De même le ciel s’est ouvert après et grâce à la guerre en Afghanistan et à Tchernobyl, celui de la liberté, une fois les vieilles idoles abattues.

Mais pour cela il faut croire en soi et faire fi comme le préconise Nietzsche de la providence avec laquelle « nous risquons encore une fois de tomber dans la plus grande servitude spirituelle » (« Gai Savoir » 277). Et de poursuive au § 285 « Jamais plus tu ne prieras, jamais plus tu n’adoreras, jamais plus tu ne te reposeras dans une confiance sans fin ». Il faut donc des-espérer pour devenir l’artiste de soi-même à l’instar de la nature.

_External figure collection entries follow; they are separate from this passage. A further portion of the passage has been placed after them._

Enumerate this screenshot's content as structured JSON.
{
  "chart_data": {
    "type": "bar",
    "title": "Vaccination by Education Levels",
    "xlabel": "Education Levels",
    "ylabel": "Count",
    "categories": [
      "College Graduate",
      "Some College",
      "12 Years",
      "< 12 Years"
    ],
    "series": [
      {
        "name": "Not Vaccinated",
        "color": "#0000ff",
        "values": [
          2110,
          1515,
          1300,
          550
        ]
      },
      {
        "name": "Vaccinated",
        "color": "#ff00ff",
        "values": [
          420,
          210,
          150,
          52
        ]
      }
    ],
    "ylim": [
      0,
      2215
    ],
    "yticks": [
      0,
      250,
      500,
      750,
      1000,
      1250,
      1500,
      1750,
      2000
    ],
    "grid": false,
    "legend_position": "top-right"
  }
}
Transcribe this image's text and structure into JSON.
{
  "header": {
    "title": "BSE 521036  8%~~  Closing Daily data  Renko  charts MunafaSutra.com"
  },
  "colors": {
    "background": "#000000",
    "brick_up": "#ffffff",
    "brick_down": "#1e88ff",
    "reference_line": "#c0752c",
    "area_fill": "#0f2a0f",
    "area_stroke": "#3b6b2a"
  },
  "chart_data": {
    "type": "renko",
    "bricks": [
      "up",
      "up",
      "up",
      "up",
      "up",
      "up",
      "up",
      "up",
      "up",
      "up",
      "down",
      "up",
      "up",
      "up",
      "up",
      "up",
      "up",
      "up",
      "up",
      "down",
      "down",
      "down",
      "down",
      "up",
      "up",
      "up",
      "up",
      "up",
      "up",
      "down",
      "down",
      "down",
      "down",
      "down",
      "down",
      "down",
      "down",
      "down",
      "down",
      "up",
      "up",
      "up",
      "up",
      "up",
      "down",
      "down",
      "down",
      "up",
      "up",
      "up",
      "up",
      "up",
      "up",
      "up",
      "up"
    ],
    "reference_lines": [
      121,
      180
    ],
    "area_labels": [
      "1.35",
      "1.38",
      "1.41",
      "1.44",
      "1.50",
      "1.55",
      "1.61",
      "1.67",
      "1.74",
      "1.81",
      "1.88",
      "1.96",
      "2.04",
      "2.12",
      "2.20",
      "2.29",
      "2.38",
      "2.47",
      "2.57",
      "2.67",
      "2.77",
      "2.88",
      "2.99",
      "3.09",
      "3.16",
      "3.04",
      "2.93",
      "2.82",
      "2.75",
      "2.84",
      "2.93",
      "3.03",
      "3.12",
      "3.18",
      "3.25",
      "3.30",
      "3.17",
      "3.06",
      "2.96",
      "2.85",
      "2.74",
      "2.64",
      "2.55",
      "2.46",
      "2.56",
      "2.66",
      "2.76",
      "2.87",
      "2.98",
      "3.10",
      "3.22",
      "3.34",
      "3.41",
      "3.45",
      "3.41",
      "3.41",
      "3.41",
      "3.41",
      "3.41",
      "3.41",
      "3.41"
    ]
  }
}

 Le grand « oui » à la vie est à ce prix. Le grand « oui » dont l’artiste se fait le héraut et dont le philosophe artiste déduit les « Hautes tonalités de l’âme » (§ 288). Recouvrer l’essence  la vie en tant que persévérance dans l’être implique d’accepter la douleur (§ 306 - 312 – 318- 326) celle que Nietzsche nomme « sa chienne fidèle, importune, impudente, divertissante, intelligente » (§ 312). Il est une sagesse de la douleur en tant que « force primordiale de la conservation de l’espèce » elle nous prévient lorsque la tempête arrive, de baisser la voile, à moins qu’on ne soit l’homme héroïque qui se fait attacher au mât, comme le fut sans doute Nietzsche qui y laissa sa raison. Mais auparavant il connut et transmit la joie, aurait dit Spinoza, la gaieté, écrit Nietzsche, d’un nouveau savoir, d’un savoir délivré, d’un savoir artiste. « Nous nous connaissons mieux en cela même qui tout d’abord, est indispensable à cet art : la gaité, toute gaité mes amis ! Aussi en tant qu’artiste j’aimerais le prouver » (Préface § 4) afin « de rendre la pensée de la vie cent fois plus valable encore ! » (§ 278). C’est ce que fait aussi le photographe que questionne Alexievitch « Une chose extraordinaire m’est arrivé là-bas, je me suis approché des animaux… La distance entre eux et moi s’est rétrécie… »(p 663).

Mais c’est aussi la nature des hommes qui s’est révélée, leur vraie nature (p 659), celle qui donne à espérer car grâce à elle « nous vaincrons » répète un témoin (p 659). L’amour est ainsi plus fort que la mort et si celle-ci sépare, celui-là unit « Je l’aime ! Je l’aime ! » répète le premier témoin pensant ainsi réaliser une transfusion qui ressusciterait son époux. Mais aimer s’apprend écrit Nietzsche comme on apprend « à entendre une figure, une mélodie » puis il faut la supporter pour s’yhabituer et qu’elle devienne un manque lorsqu’elle fait défaut jusqu’à exercer une contrainte et qu’on « ne conçoive pas de meilleure chose qu’elle-même » (§ 334).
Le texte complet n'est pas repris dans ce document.